No Rio Grande do Sul, as religiões afro-brasileiras assumem formas um pouco diferentes das práticas hegemônicas no Rio e na Bahia. Os gaúchos se dividem entre os terreiros de umbanda – religião nascida no Brasil com influências negras, indígenas e européias – e os templos de batuque, uma vertente do candomblé com pequenas variações. Tanto uma quanto a outra raramente são citadas pelos adeptos na hora de responder ao censo. Por isso, os resultados causam surpresa. Para Pedro de Oxum Docô, um dos mais festejados pais-de-santo de Porto Alegre, o primeiro lugar no ranking deve-se à convicção dos conterrâneos. “Muitos batuqueiros se declaram católicos para o recenseador. Talvez isso aconteça com menos frequência no Rio Grande do Sul”, supõe. “Esta auto-afirmação do gaúcho explica-se em parte aos incentivos do governo”, conta Pedro, vestindo abadá e bombacha. Ele se refere a eventos públicos introduzidos nas últimas administrações, como a Festa de Oxum, realizada desde 1994 no dia 8 de dezembro, e a Semana da Umbanda, que leva centenas de médiuns à praça pública em frente à prefeitura.

Conforme estimativa levantada pela Federação da Religião Afro-brasileira (Afrobras), com sede em Porto Alegre, há cerca de 50 mil templos dedicados à umbanda ou ao batuque em todo o Estado. O número
deles cresce a cada ano, assim como o de lojas especializadas em
artigos religiosos. O fenômeno navega contra a corrente. De 1991 a 2000, de acordo com o censo, a proporção de adeptos de religiões
afro-brasileiras no País caiu de 0,45% para 0,35% da população. Enquanto a maioria das tradições culturais morre à medida que seus praticantes envelhecem, o batuque gaúcho não encontra resistência
nem mesmo entre os jovens. “Na minha sala de aula, quase todo
mundo é batuqueiro”, conta a estudante do ensino médio Fayra Vieira,
17 anos. Acostumada a virar a noite com vestido branco e colar de contas azuis, a filha de Iemanjá aprendeu a cantar em dialeto africano. “Hoje, eles são gravados em CD para que os fiéis possam praticar em casa”, conta Pedro de Oxum. Como a maioria dos babalorixás gaúchos, Pedro confirma a tese da conversão religiosa. Ele estudou em colégio católico, foi coroinha e ia à missa cinco vezes por semana. Hoje, aos
41 anos, Pedro comanda um dos maiores templos de batuque da
capital, além de um site e um programa na TV Guaíba.

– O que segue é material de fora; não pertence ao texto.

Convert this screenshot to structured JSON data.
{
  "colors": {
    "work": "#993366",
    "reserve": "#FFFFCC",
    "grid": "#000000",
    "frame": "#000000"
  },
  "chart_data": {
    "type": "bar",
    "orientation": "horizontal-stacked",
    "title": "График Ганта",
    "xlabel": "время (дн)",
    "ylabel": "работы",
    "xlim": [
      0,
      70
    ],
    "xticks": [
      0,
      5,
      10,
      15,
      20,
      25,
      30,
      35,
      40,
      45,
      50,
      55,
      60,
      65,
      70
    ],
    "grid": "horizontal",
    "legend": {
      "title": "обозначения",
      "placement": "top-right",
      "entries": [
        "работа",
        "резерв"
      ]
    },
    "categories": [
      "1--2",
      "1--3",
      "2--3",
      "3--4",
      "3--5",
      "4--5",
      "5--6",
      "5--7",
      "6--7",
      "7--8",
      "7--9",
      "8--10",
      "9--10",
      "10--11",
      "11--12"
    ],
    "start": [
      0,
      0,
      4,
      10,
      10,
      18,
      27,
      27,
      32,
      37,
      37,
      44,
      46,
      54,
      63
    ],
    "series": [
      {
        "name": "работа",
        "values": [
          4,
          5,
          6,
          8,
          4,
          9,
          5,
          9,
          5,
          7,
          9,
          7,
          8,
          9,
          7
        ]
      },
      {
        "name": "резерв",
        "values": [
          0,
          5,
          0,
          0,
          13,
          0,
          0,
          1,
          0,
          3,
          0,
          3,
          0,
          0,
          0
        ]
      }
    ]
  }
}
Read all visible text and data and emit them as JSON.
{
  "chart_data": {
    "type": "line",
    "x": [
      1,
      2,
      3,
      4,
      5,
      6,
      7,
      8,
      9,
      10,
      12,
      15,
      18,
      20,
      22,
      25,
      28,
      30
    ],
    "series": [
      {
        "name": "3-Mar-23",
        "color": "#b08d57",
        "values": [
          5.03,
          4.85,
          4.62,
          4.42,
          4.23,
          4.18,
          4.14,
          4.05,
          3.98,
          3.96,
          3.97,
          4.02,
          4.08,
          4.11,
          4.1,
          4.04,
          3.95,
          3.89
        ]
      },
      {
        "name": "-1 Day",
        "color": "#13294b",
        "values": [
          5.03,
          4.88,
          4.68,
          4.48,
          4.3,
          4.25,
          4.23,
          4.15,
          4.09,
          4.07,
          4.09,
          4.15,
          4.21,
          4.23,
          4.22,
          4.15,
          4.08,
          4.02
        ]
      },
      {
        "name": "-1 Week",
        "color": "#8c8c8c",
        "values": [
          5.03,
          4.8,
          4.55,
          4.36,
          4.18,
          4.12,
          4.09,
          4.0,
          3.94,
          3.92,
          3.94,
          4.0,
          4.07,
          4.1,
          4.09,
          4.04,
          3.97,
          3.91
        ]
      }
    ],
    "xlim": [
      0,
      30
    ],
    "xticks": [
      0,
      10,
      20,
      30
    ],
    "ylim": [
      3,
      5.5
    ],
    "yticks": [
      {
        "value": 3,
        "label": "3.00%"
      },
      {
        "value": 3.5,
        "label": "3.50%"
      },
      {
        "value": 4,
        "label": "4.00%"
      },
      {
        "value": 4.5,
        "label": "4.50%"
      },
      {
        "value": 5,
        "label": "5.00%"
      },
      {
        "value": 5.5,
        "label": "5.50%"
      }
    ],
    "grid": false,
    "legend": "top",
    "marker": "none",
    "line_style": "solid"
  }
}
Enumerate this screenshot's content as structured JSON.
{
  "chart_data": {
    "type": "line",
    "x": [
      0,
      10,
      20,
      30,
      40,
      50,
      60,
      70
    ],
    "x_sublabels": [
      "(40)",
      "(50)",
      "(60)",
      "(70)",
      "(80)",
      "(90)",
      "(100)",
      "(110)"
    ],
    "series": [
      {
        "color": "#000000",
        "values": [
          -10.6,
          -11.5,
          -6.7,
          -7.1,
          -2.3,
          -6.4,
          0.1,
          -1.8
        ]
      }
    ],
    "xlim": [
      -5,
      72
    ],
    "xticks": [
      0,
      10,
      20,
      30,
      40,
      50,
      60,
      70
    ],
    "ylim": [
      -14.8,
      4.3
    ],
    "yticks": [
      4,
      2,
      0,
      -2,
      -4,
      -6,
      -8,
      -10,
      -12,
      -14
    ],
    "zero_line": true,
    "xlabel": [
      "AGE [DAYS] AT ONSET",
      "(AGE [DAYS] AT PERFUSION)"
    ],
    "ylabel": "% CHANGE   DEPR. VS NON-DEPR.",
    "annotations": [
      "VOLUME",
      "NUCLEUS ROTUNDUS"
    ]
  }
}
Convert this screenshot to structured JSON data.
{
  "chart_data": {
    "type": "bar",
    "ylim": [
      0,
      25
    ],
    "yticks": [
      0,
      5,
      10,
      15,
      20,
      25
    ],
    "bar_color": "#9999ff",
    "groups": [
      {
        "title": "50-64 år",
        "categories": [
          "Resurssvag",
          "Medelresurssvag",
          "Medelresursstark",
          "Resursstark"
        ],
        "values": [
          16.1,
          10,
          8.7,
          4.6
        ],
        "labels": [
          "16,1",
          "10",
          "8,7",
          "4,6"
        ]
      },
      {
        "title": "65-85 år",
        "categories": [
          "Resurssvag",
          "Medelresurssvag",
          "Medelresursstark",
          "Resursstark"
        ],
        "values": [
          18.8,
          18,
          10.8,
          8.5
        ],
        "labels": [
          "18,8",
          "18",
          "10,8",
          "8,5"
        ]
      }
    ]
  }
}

Simplicidade – Mas não é preciso internet nem televisão para atrair adeptos. “O africanismo cresce no Rio Grande do Sul porque é mais simples. Nossas divindades vêm até nós, não ficam escondidas em um plano superior”, resume Genezi de Araújo, conhecida como Mãe Iara e dona de um centro de umbanda. Foi esta sua experiência pessoal: “Quando era menina, tinha uns ataques que todo mundo pensava ser epilepsia. Fui a vários médicos, até que uma vizinha sugeriu que eu visitasse um terreiro. Era apenas meu caboclo tentando se manifestar”, conta. “Sempre que recebia um passe durante a seção, voltava para casa tranquila”, diz. A mesma tranquilidade exala dos olhinhos da
pequena Júlia Eggers Rehbein, de apenas três meses, que toda semana visita o centro de Mãe Iara. Às vezes, dorme nos braços de um médium, alheia ao cheiro de charuto e incenso. “Minha família não gosta, mas trago a Júlia toda terça-feira, desde a primeira semana de vida”, conta a mãe, Carla Eggers, 30 anos, uma loira de olhos claros. A família,como muitas no Estado, é alemã, luterana até a raiz dos cabelos. Santo de casa não faz mesmo milagre.